Fast and Effective: A Novel Sequential Single-Path Search for Mixed-Precision-Quantized Networks
提出一种顺序单路径搜索方法,在硬件资源等约束下快速确定深度神经网络各层的量化位宽,实验表明该方法在多种架构和数据集上优于均匀精度模型。
Model quantization can reduce the model size and computational latency, it has been successfully applied for many applications of mobile phones, embedded devices, and smart chips. Mixed-precision quantization models can match different bit precision according to the sensitivity of different layers to achieve great performance. However, it is difficult to quickly determine the quantization bit precision of each layer in deep neural networks under some constraints (for example, hardware resources, energy consumption, model size, and computational latency).

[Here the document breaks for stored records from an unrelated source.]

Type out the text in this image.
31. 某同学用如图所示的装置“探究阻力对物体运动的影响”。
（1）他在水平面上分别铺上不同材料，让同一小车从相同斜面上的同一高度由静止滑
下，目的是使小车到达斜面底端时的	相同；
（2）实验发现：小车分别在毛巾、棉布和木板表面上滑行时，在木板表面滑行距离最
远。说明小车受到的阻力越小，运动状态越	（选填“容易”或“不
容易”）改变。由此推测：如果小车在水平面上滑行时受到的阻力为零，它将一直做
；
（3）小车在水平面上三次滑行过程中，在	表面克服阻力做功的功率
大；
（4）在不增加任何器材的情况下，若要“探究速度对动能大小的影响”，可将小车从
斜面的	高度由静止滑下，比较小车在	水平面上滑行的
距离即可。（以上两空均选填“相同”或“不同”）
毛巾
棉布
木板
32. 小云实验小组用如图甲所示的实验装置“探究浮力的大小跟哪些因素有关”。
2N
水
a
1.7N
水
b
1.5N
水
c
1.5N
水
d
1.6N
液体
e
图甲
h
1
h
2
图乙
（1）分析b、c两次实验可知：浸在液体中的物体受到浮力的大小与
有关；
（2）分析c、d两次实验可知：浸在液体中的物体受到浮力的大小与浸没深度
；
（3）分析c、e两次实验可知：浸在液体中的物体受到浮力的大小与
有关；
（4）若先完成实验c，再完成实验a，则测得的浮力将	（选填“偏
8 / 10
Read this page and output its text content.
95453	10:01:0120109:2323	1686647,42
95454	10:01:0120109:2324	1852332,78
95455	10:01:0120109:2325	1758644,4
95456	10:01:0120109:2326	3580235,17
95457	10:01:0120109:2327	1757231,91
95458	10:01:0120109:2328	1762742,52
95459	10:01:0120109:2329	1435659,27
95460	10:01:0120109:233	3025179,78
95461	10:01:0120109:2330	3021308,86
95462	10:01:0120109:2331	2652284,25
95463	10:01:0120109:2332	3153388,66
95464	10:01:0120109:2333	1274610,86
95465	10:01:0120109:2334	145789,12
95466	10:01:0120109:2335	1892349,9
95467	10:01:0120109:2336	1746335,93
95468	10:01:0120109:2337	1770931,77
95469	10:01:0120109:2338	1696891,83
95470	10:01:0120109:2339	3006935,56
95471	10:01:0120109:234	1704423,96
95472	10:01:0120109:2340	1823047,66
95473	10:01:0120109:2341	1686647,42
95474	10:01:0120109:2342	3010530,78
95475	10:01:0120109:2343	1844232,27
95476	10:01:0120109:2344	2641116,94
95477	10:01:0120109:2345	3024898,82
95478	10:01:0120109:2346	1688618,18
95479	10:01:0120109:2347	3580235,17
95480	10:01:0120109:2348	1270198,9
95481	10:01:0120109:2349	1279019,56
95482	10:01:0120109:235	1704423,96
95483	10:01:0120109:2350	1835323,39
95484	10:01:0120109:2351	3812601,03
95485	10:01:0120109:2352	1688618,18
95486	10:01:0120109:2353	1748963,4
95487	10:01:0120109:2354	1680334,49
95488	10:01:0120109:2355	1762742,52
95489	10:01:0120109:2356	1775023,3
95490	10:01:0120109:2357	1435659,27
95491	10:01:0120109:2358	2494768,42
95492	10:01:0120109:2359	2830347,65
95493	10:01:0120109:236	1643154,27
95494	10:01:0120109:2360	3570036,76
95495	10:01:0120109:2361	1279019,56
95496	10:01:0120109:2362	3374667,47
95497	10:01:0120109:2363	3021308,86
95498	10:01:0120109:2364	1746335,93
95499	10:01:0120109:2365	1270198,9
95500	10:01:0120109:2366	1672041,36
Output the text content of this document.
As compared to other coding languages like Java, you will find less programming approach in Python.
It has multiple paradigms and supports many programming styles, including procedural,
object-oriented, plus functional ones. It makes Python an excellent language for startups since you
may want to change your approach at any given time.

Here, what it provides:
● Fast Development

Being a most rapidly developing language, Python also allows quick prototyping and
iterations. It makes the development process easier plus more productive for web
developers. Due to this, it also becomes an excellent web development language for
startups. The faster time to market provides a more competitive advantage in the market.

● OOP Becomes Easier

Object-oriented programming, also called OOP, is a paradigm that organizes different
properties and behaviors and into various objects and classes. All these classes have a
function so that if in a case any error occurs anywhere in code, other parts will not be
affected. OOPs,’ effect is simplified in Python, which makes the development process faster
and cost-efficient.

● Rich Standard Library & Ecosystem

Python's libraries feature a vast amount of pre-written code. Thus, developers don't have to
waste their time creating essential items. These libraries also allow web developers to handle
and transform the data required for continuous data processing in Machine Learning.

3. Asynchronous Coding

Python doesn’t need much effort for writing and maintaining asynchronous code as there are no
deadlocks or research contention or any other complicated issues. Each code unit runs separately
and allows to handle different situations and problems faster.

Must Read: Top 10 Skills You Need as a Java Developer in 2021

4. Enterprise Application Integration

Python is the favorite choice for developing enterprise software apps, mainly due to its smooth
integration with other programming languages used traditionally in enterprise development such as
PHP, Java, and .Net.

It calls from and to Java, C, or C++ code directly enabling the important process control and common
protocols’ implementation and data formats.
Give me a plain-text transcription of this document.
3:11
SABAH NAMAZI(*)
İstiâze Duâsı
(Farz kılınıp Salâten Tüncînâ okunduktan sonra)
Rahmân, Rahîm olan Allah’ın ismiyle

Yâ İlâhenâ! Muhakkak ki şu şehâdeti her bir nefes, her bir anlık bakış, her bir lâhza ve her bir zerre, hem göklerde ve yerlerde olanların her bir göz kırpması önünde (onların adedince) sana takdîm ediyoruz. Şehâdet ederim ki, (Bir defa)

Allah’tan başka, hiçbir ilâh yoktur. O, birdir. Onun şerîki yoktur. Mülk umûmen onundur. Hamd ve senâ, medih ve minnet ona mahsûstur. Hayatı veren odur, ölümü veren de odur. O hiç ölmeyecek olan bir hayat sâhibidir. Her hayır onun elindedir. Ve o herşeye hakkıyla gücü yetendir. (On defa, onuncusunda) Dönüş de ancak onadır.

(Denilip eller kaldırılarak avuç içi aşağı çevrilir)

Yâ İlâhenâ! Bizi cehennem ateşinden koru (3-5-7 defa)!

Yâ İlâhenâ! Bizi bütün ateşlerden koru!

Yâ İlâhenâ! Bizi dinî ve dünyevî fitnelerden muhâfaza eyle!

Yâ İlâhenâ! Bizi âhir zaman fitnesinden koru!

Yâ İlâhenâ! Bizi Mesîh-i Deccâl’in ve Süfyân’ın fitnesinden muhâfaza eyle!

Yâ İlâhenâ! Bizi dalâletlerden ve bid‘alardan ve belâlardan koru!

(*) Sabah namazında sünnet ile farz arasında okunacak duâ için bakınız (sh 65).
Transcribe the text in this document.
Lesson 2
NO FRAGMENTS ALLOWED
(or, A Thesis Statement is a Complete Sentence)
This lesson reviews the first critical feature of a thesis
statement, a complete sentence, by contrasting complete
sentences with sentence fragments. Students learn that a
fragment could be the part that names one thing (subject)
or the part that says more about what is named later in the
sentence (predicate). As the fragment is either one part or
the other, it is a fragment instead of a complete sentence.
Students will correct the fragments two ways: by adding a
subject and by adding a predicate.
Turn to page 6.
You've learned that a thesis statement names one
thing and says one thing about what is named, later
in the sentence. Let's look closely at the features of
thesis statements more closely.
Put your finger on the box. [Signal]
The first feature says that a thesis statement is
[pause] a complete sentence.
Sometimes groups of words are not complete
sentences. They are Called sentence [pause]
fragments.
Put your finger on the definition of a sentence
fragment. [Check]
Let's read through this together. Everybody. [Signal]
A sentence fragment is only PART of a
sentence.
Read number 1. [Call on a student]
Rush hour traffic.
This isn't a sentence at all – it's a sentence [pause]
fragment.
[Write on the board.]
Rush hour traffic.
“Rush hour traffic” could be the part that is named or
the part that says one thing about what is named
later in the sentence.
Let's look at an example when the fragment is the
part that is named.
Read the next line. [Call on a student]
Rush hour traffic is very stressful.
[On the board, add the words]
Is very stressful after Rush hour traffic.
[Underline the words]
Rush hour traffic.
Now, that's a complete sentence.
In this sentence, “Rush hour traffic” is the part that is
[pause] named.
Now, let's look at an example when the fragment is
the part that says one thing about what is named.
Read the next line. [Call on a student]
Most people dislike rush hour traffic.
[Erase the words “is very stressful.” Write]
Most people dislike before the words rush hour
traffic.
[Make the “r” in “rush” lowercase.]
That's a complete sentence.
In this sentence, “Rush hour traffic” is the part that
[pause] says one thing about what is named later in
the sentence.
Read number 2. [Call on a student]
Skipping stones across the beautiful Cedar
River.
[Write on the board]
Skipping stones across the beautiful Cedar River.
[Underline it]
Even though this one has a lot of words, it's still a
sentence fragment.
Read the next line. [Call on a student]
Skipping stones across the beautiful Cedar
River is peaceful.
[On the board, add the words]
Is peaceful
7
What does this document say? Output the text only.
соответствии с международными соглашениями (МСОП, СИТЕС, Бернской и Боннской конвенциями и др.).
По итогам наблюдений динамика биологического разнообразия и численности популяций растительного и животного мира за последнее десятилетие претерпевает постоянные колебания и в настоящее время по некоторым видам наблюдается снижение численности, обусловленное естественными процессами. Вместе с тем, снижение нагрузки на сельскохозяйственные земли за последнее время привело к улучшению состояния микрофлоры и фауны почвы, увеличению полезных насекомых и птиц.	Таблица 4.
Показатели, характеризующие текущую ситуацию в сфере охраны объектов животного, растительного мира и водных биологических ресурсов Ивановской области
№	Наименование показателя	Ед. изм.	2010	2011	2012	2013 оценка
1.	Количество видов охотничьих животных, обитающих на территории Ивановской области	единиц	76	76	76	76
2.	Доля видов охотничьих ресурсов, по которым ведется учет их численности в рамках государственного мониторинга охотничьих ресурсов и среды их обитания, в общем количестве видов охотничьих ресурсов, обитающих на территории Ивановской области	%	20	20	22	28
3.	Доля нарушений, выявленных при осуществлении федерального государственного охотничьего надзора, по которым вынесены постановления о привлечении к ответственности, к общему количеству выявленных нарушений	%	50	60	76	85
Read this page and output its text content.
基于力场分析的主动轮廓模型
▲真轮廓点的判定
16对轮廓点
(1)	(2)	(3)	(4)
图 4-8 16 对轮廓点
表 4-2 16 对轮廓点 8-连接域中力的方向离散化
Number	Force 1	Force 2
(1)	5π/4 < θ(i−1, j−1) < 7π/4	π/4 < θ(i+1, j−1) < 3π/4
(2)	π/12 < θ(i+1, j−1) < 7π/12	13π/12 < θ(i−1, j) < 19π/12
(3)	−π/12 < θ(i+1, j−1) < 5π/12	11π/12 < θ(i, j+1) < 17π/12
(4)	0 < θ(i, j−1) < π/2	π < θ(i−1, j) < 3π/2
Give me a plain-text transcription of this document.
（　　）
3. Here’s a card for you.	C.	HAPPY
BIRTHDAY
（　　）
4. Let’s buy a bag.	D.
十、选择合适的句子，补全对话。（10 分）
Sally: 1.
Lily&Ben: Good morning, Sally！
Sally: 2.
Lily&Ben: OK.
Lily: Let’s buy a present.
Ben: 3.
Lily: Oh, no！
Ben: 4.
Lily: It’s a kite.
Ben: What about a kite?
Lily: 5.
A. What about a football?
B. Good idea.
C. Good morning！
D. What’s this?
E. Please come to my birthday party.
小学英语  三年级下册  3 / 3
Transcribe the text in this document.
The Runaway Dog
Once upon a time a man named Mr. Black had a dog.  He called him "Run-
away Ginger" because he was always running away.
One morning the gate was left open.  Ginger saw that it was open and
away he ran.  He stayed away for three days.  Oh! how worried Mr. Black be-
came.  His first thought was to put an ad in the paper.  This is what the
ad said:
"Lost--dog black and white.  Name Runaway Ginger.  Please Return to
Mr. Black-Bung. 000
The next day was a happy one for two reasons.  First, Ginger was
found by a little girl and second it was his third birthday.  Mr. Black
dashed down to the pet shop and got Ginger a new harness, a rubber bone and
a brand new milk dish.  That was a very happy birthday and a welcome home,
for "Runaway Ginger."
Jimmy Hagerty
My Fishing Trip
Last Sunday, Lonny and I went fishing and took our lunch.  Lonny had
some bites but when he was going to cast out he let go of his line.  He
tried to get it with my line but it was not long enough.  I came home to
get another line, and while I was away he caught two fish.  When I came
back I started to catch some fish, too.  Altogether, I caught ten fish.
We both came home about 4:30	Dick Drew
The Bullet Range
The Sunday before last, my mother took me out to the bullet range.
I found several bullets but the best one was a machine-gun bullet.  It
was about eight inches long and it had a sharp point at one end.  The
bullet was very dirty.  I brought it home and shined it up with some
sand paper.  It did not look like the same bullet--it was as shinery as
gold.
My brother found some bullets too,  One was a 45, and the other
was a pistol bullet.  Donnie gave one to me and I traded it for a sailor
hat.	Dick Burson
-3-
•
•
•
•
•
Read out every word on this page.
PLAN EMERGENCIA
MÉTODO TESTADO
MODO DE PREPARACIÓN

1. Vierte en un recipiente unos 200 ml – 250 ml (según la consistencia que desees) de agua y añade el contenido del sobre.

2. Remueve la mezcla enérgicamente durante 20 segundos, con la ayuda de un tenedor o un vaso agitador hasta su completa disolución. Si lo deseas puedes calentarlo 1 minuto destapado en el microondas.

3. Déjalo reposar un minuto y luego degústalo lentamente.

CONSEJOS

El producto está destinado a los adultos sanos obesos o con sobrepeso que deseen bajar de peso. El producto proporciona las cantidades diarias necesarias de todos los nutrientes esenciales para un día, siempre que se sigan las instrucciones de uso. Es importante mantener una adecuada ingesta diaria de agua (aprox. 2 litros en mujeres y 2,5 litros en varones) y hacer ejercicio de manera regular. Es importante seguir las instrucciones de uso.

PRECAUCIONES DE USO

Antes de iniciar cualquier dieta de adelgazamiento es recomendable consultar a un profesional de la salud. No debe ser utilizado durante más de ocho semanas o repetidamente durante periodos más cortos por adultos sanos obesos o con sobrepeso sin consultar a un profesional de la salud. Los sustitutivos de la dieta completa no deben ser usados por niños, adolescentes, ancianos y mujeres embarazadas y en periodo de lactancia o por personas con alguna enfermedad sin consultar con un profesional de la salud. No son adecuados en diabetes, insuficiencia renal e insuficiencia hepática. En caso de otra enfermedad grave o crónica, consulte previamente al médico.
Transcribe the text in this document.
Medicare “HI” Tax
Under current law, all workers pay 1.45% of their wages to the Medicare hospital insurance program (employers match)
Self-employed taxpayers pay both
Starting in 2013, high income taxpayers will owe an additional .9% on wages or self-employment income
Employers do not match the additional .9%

In this article, a novel sequential single-path search (SSPS) method for mixed-precision model quantization is proposed, in which some given constraints are introduced to guide the searching process. A single-path search cell is proposed to combine a fully differentiable supernet, which can be optimized by gradient-based algorithms. Moreover, we sequentially determine the candidate precisions according to the selection certainties to exponentially reduce the search space and speed up the convergence of the searching process. Experiments show that our method can efficiently search the mixed-precision models for different architectures (for example, ResNet-20, 18, 34, 50, and MobileNet-V2) and datasets (for example, CIFAR-10, ImageNet, and COCO) under given constraints, and our experimental results verify that SSPS significantly outperforms their uniform-precision counterparts.